Stack level spoofing #40
Description
Problem
Autorun is visible in the stack levels of any Lua function it happens to execute or modify, either intentionally or on accident. I want to find a strong, robust solution to this problem, so I want to clarify on every detail.
Stack levels
Well, internally, these are called cframes in LuaJIT, but in the public API this is referred to as the stack (see lua_getstack). The issue for us is that because things like C detours need to call the callback, the VM sets up a stack frame for us that includes a lot of incriminating information, like chunk names, locals, upvalues, or function pointers. These are all accessible from Lua via these specific functions:
getfenvdebug.getinfodebug.tracebackdebug.getlocal- (strangely)
setfenv error(although unlikely since we handle our own errors)- The JIT engine (see lj_snap.c and lj_record.c), although I don't know if any scripts could figure things out with this fact (perhaps via the jit library, although I hope not.)

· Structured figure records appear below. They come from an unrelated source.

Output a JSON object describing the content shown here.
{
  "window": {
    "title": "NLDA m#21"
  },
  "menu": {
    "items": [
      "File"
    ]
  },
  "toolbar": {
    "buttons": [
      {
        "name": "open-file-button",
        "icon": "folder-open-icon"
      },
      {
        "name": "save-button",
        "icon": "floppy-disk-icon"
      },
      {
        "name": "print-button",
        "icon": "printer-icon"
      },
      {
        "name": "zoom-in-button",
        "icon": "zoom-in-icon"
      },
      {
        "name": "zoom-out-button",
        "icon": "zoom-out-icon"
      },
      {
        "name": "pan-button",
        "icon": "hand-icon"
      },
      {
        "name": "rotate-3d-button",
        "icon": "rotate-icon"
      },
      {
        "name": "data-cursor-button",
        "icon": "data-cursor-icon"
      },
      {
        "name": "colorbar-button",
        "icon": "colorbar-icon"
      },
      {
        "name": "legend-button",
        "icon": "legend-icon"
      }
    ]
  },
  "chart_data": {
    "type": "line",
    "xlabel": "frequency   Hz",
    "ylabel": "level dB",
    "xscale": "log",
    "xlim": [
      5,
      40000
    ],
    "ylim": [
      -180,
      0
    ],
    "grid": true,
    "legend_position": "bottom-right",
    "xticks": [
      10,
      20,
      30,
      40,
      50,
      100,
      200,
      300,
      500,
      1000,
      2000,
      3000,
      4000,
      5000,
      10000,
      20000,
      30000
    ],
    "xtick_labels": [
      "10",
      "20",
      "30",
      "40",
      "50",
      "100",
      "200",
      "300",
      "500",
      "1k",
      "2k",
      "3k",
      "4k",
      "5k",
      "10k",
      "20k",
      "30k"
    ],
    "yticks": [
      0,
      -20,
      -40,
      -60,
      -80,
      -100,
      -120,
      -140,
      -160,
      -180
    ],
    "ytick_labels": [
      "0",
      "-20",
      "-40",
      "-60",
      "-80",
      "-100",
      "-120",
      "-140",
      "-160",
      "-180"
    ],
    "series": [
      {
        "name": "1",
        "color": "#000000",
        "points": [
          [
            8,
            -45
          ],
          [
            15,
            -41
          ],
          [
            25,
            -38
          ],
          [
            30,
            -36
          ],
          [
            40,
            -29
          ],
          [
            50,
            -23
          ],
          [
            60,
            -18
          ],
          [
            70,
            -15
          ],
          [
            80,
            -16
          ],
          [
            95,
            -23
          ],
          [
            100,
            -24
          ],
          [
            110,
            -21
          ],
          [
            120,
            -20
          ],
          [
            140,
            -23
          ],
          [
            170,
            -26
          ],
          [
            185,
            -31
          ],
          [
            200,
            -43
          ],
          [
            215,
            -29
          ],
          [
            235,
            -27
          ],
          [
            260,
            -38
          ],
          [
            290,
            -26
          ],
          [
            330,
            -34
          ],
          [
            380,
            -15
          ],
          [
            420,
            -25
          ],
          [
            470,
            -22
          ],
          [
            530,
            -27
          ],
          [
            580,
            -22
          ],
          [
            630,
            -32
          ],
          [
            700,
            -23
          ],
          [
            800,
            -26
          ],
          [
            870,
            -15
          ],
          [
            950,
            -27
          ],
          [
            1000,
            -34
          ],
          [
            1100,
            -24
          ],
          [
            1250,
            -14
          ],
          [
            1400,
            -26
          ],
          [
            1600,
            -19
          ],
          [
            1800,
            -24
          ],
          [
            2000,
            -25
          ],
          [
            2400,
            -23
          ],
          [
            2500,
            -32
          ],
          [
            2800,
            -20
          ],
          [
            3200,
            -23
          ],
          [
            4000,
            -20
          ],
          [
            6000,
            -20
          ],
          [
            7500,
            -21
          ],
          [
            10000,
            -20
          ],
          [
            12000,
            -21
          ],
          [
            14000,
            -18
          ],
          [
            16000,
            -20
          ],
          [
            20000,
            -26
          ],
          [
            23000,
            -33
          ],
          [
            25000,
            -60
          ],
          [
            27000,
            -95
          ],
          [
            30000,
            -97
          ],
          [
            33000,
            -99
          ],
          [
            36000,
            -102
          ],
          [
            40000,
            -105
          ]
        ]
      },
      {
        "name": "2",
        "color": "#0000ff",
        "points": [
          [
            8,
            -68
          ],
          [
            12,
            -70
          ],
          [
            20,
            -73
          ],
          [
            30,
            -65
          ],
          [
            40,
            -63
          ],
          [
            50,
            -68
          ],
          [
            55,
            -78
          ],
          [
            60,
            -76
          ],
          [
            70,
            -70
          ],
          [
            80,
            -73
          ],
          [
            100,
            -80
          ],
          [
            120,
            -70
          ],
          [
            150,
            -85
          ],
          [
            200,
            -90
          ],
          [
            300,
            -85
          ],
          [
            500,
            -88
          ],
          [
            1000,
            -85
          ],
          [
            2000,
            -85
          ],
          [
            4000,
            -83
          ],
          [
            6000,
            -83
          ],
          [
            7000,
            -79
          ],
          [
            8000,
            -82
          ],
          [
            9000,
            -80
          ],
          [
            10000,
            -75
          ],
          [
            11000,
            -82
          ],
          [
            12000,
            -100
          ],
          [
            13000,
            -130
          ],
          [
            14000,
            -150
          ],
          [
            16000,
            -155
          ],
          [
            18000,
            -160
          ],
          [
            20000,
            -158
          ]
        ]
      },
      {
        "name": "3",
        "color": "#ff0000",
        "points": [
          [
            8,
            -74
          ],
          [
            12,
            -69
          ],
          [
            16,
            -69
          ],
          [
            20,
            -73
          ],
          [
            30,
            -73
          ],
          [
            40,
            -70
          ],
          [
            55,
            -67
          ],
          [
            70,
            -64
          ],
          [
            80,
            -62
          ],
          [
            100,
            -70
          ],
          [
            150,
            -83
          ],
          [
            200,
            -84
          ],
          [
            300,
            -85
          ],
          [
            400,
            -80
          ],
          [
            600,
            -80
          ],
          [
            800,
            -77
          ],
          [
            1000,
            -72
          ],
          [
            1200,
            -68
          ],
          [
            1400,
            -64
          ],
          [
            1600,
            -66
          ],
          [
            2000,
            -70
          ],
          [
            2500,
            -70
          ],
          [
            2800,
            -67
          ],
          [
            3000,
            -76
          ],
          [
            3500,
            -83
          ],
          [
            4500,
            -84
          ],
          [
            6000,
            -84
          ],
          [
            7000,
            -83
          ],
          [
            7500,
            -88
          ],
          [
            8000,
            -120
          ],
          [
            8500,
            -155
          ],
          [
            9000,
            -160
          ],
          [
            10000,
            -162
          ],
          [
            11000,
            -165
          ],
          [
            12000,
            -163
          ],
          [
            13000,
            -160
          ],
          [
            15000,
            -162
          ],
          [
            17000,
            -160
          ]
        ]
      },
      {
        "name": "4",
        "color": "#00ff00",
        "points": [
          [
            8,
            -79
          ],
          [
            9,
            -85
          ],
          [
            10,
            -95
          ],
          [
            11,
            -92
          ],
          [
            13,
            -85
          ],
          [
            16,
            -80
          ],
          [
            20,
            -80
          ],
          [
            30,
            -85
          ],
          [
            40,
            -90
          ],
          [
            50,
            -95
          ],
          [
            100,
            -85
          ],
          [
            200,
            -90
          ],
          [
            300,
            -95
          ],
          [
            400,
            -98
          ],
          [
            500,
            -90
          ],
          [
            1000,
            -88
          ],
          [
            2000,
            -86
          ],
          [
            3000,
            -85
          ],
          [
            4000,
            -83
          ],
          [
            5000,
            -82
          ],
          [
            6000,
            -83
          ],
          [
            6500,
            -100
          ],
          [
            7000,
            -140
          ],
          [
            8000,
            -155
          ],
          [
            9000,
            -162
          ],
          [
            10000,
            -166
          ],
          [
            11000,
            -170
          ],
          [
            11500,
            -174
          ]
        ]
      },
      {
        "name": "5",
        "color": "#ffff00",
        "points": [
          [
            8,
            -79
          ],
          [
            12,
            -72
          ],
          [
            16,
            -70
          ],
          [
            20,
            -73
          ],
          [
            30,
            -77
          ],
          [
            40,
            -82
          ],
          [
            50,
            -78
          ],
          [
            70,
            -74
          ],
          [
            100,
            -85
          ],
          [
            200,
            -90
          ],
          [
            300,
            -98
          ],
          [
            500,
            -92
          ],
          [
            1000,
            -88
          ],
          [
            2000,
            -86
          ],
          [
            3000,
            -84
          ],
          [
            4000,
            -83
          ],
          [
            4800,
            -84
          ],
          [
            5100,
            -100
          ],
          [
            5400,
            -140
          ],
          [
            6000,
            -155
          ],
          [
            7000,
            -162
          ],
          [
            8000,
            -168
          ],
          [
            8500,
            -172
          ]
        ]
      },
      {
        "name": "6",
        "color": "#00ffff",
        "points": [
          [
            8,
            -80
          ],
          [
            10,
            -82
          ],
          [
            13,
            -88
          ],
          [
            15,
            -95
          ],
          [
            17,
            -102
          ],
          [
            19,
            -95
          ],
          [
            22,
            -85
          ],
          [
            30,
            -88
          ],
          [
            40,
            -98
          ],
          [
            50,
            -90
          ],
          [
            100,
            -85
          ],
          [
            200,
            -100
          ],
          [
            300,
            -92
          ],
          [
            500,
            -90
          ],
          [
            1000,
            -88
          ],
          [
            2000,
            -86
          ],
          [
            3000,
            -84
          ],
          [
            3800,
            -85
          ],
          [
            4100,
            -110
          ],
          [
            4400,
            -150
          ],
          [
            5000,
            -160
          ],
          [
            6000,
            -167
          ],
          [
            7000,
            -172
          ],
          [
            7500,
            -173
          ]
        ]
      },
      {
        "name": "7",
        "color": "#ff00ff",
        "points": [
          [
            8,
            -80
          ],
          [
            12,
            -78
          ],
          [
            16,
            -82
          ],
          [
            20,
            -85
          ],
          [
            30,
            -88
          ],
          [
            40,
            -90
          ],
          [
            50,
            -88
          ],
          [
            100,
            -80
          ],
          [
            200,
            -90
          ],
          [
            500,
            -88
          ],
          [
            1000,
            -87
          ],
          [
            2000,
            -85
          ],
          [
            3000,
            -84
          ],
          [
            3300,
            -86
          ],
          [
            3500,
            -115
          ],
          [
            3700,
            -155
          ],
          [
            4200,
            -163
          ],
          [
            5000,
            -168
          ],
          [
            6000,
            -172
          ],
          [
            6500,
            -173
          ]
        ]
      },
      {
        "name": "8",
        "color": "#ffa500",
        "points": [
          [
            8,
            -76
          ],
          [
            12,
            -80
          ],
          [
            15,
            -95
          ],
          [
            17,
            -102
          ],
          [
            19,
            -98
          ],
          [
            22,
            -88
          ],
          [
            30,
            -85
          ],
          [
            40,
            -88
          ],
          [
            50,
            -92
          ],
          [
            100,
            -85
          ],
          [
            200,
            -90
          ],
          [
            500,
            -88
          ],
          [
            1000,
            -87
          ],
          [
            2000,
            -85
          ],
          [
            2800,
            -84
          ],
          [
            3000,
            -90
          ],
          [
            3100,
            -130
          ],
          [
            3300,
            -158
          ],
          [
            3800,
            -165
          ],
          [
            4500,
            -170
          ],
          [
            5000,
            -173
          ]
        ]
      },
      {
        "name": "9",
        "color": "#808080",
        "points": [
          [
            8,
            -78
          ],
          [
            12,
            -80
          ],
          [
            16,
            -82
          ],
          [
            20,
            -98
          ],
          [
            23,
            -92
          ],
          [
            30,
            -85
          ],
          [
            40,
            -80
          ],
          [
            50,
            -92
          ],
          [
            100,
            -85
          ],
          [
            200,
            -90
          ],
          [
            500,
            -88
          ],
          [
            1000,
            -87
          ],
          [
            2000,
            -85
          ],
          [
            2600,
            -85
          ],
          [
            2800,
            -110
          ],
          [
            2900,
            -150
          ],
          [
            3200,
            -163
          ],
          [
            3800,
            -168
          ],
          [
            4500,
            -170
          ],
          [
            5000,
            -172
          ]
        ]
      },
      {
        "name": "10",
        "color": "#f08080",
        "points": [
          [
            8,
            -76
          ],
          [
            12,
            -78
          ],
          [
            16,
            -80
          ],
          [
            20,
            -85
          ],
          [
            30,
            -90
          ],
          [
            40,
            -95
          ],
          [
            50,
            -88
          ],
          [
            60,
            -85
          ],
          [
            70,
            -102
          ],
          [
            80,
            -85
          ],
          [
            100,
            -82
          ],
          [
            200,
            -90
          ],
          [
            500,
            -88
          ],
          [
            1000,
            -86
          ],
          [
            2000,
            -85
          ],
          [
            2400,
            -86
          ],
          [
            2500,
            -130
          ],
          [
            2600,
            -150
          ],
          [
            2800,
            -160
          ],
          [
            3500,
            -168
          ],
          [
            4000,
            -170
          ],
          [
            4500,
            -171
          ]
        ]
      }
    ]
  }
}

This is a somewhat-exhaustive list I procured, but apparently evil scripts can force Autorun callbacks out of stack space by wrapping things in 254 closures, and then calling a C function to determine if it's detoured. Once the Lua callback is executed, there will be an error and the C function will malfunction, which may lead to detection.
Solutions
Tons of detours
Technically speaking, we could detour all of the aforementioned functions and check for Autorun (quite simple), but I don't know about this, it feels leaky in a way. If there is a hole in even a single detour, ACs/bad actors have access to us.
Essentially, we'd strip any autorun strings from debug.traceback, and then for any level-based function, bound it to the current amount of levels minus one, and create an error just like how it normally would (invalid level). In the next section you can see a text block that shows how an example stack is set up in terms of the lua_State* and numeric levels used by functions like getfenv
Spoof at the VM level
This is quite dangerous in my opinion, and very shaky since call frames are INCREDIBLY optimized, to extents that mean any relying upon them could be fragile for future LuaJIT updates.
Anyways, the details of this are quite fuzzy, and it's still in the works, but I am thinking of a system which temporarily edits the VM's call frames to (again temporarily) slice off Autorun's call frame when any introspective function is called. This way, even despite anything, the introspection functions themselves would never know that Autorun is running.
E.g:
1. some_random_function_calling_a_detour (L->base) (LEVEL 0)
2. detour_c_function (L->base-1) (C) (LEVEL 1)
3. autorun_callback (L->base-2) (Lua) (L->stack) (LEVEL 2)(logic src: https://sourcegraph.com/github.com/LuaJIT/LuaJIT@eec7a8016c3381b949b5d84583800d05897fa960/-/blob/src/lj_debug.c?L25 )
In this situation, L->stack would be set to L->stack - frame_sized(autorun_frame).
This would make LuaJIT functions unable to see the Autorun callback, perhaps with destructive side effects, but we'd revert it quickly.
Of course this is very complicated and honestly probably something to do much later, but it would be effective although incredibly complicated to implement.
I'm not sure what any other solutions to this are yet, but I feel as if making tons of detours will eventually be the way to go.